Fix src/test/subscription/t/029_on_error.pl test when wal_debug is enabled

Started by Ilyasov Ianover 1 year ago13 messages
#1Ilyasov Ian
ianilyasov@outlook.com
1 attachment(s)

Hello, hackers!

Recently I've been building postgres with different cflags and cppflags.
And suddenly on REL_15_STABLE, REL_16_STABLE and master
I faced a failure of a src/test/subscription/t/029_on_error.pl test when
      CPPFLAGS="-DWAL_DEBUG"
and
      printf "wal_debug = on\n" >> "${TEMP_CONFIG}"
(or when both publisher and subscriber or only subscriber are run with wal_debug=on)

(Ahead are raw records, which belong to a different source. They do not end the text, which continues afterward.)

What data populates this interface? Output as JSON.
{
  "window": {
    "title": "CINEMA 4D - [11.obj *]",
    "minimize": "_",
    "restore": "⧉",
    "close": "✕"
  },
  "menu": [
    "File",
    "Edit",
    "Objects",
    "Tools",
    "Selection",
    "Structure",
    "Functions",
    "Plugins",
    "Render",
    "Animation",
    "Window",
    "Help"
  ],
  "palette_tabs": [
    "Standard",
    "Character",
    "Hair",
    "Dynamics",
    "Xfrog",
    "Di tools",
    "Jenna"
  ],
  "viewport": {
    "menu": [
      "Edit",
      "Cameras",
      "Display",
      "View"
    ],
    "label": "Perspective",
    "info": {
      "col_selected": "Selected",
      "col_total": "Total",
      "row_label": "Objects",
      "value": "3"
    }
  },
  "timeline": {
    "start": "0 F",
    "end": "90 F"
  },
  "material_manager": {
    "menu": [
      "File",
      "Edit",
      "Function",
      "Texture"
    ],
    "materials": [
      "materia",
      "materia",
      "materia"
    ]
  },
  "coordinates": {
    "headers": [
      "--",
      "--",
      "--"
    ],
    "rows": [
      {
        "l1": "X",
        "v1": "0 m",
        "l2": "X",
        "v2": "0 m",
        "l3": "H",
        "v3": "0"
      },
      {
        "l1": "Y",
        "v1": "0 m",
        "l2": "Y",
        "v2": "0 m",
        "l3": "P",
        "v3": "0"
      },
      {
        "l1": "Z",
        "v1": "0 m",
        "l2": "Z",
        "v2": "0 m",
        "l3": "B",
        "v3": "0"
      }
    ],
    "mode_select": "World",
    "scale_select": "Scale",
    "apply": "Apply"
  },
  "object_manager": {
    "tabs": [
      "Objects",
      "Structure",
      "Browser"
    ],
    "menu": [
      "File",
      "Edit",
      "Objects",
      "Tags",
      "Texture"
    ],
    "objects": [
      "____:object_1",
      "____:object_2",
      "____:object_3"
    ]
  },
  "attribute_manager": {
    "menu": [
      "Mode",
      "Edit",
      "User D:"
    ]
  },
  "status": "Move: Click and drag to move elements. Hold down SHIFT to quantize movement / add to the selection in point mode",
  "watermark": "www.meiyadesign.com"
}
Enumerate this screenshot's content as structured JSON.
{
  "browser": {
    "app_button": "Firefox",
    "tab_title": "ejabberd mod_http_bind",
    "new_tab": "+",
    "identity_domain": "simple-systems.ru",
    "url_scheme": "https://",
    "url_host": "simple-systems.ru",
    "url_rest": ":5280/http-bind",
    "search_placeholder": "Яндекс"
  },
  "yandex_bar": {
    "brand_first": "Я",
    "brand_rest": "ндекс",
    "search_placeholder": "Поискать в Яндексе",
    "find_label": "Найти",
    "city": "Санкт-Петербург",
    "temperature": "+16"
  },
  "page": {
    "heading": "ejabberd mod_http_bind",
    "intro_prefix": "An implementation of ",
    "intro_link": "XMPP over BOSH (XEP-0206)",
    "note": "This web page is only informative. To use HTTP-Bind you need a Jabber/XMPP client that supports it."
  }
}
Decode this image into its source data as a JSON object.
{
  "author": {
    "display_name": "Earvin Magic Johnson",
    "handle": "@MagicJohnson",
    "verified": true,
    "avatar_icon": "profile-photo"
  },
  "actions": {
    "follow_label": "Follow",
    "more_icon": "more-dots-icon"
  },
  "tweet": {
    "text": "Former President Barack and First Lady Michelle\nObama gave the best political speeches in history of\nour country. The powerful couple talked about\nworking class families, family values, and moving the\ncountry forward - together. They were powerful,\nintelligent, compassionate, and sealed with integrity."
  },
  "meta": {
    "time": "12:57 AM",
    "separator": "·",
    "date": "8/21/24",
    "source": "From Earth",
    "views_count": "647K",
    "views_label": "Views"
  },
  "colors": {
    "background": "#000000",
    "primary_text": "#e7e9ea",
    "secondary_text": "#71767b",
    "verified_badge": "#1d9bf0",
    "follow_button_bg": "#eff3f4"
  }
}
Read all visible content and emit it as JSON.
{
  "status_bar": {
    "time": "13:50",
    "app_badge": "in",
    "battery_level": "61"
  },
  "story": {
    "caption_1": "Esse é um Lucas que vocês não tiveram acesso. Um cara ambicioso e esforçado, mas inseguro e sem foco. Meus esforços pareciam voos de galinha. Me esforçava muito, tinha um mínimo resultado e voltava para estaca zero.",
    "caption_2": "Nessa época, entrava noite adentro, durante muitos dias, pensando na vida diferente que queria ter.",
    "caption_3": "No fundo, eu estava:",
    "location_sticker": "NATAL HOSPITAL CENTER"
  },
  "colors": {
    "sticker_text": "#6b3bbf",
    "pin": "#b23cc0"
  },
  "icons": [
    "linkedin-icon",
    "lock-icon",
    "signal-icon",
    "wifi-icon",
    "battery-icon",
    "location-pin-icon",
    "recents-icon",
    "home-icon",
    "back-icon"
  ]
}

So I propose a little fix to the test.

Kind regards,
Ian Ilyasov.

Junior Software Developer at Postgres Professional

Attachments:

0001-Test-subscription-029_on_error.pl-fix-when-wal_debug.patchtext/x-patch; name=0001-Test-subscription-029_on_error.pl-fix-when-wal_debug.patchDownload
From 74cc32fe47def995c7cd85d3685215db383d3630 Mon Sep 17 00:00:00 2001
From: Ian Ilyasov <ianilyasov@outlook.com>
Date: Tue, 14 May 2024 13:08:02 +0300
Subject: [PATCH] Fix subscription/029_on_error.pl test when wal_debug=on

wal_debug=on results in additional log entries. Previously we would look
for the first matching line to get LSN to SKIP up to, but, with
wal_debug in mind, we better look for the last matching line to make
sure we won't get an error like
ERROR:  skip WAL location (LSN x/y) must be greater than origin LSN x/y+delta
---
 src/test/subscription/t/029_on_error.pl | 3 ++-
 1 file changed, 2 insertions(+), 1 deletion(-)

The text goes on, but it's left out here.